A diagnostic challenge is the exclusion of hypocellular MDS, especially in the older adult presenting with aplastic anemia, as patients with aplastic anemia may have some degree of erythroid dysplasia on bone marrow morphology.³⁶ The presence of a PNH clone on flow cytometry can aid in diagnosing aplastic anemia and excluding MDS,³⁴ although PNH clones can be present in refractory anemia MDS. Patients with aplastic anemia have a lower ratio of CD34+ cells compared to those with hypoplastic MDS, with one study demonstrating a mean CD34+ percentage of < 0.5% in aplastic anemia versus 3.7% in hypoplastic MDS.⁴⁰ Cytogenetic and molecular testing can also aid in making this distinction by identifying mutations commonly implicated in MDS.⁷ The presence of monosomy 7 (-7) in aplastic anemia patients is associated with a poor overall prognosis.^34,41

Peripheral blood screening using chromosome breakage analysis (done using either mitomycin C or diepoxybutane as in vitro DNA-crosslinking agents) and telomere length testing (of peripheral blood leukocytes) is necessary to exclude the main IMFS, Fanconi anemia and telomere biology disorders, respectively. Ruling out these conditions is imperative, as the approach to treatment varies significantly between IMFS and aplastic anemia. Patients with shortened telomeres should undergo genetic screening for mutations in the telomere maintenance genes to evaluate the underlying defect leading to shortened telomeres.

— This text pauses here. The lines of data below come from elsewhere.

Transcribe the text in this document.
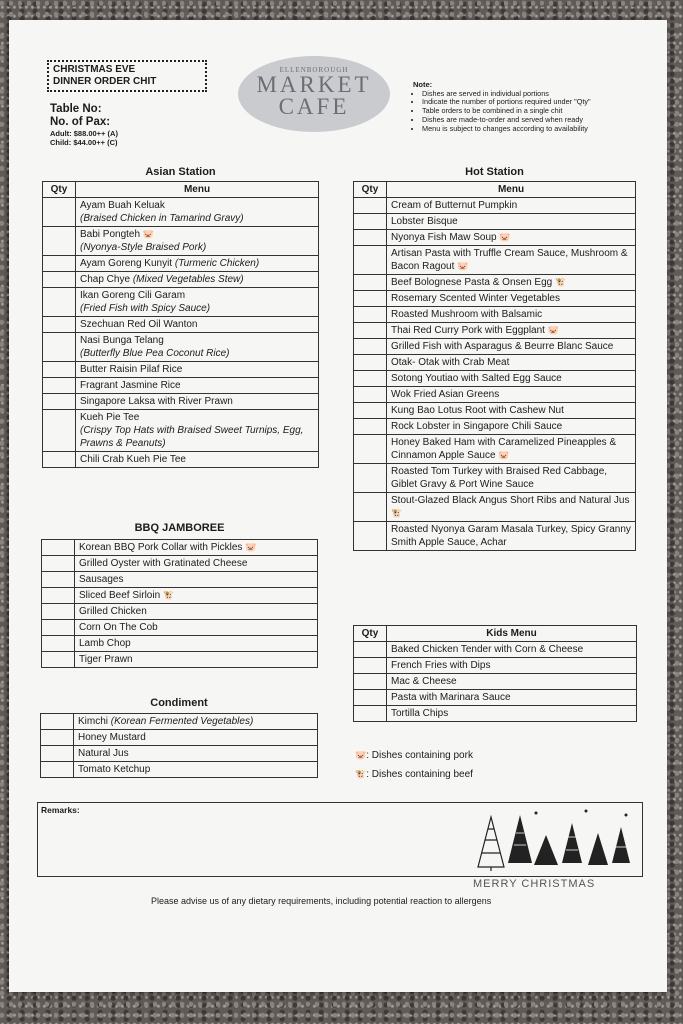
CHRISTMAS EVE
DINNER ORDER CHIT
Table No:
No. of Pax:
Adult: $88.00++ (A)
Child: $44.00++ (C)
ELLENBOROUGH
MARKET
CAFE
Note:
• Dishes are served in individual portions
• Indicate the number of portions required under "Qty"
• Table orders to be combined in a single chit
• Dishes are made-to-order and served when ready
• Menu is subject to changes according to availability
Asian Station
Qty	Menu
	Ayam Buah Keluak
(Braised Chicken in Tamarind Gravy)

	Babi Pongteh 🐷
(Nyonya-Style Braised Pork)

	Ayam Goreng Kunyit (Turmeric Chicken)
	Chap Chye (Mixed Vegetables Stew)
	Ikan Goreng Cili Garam
(Fried Fish with Spicy Sauce)

	Szechuan Red Oil Wanton
	Nasi Bunga Telang
(Butterfly Blue Pea Coconut Rice)

	Butter Raisin Pilaf Rice
	Fragrant Jasmine Rice
	Singapore Laksa with River Prawn
	Kueh Pie Tee
(Crispy Top Hats with Braised Sweet Turnips, Egg, Prawns & Peanuts)

	Chili Crab Kueh Pie Tee
BBQ JAMBOREE
	Korean BBQ Pork Collar with Pickles 🐷
	Grilled Oyster with Gratinated Cheese
	Sausages
	Sliced Beef Sirloin 🐮
	Grilled Chicken
	Corn On The Cob
	Lamb Chop
	Tiger Prawn
Condiment
	Kimchi (Korean Fermented Vegetables)
	Honey Mustard
	Natural Jus
	Tomato Ketchup
Hot Station
Qty	Menu
	Cream of Butternut Pumpkin
	Lobster Bisque
	Nyonya Fish Maw Soup 🐷
	Artisan Pasta with Truffle Cream Sauce, Mushroom & Bacon Ragout 🐷
	Beef Bolognese Pasta & Onsen Egg 🐮
	Rosemary Scented Winter Vegetables
	Roasted Mushroom with Balsamic
	Thai Red Curry Pork with Eggplant 🐷
	Grilled Fish with Asparagus & Beurre Blanc Sauce
	Otak- Otak with Crab Meat
	Sotong Youtiao with Salted Egg Sauce
	Wok Fried Asian Greens
	Kung Bao Lotus Root with Cashew Nut
	Rock Lobster in Singapore Chili Sauce
	Honey Baked Ham with Caramelized Pineapples & Cinnamon Apple Sauce 🐷
	Roasted Tom Turkey with Braised Red Cabbage, Giblet Gravy & Port Wine Sauce
	Stout-Glazed Black Angus Short Ribs and Natural Jus 🐮
	Roasted Nyonya Garam Masala Turkey, Spicy Granny Smith Apple Sauce, Achar
Qty	Kids Menu
	Baked Chicken Tender with Corn & Cheese
	French Fries with Dips
	Mac & Cheese
	Pasta with Marinara Sauce
	Tortilla Chips
🐷: Dishes containing pork
🐮: Dishes containing beef
Remarks:
MERRY CHRISTMAS
Please advise us of any dietary requirements, including potential reaction to allergens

Patients with increased peripheral blood breakage should have genetic testing to detect mutations associated with Fanconi anemia.

Classification

Once the diagnosis of aplastic anemia has been made, the patient should be classified according to the severity of their disease. Disease severity is determined based on peripheral blood ANC:³⁴ non-severe aplastic anemia (NSAA), ANC > 500 polymorphonuclear neutrophils (PMNs)/µL; severe aplastic anemia (SAA), 200–500 PMNs/µL; and very severe (VSAA), 0–200 PMNs/µL.^4,34 Disease classification is important, as VSAA is associated with a decreased OS compared to SAA.² Disease classification may affect treatment decisions, as patients with NSAA may be observed for a short period of time, while conversely patients with SAA have a worse prognosis with delays in therapy.^42-44

Summary

Aplastic anemia is a rare but potentially life-threatening disorder characterized by pancytopenia and a marked reduction in the hematopoietic stem cell compartment. It can be acquired or associated with an IMFS, and the treatment and prognosis vary dramatically between these 2 etiologies. Work-up and diagnosis involves investigating IMFSs and ruling out malignant or infectious etiologies for pancytopenia. After aplastic anemia has been diagnosed, the patient should be classified according to the severity of their disease based on peripheral blood ANC.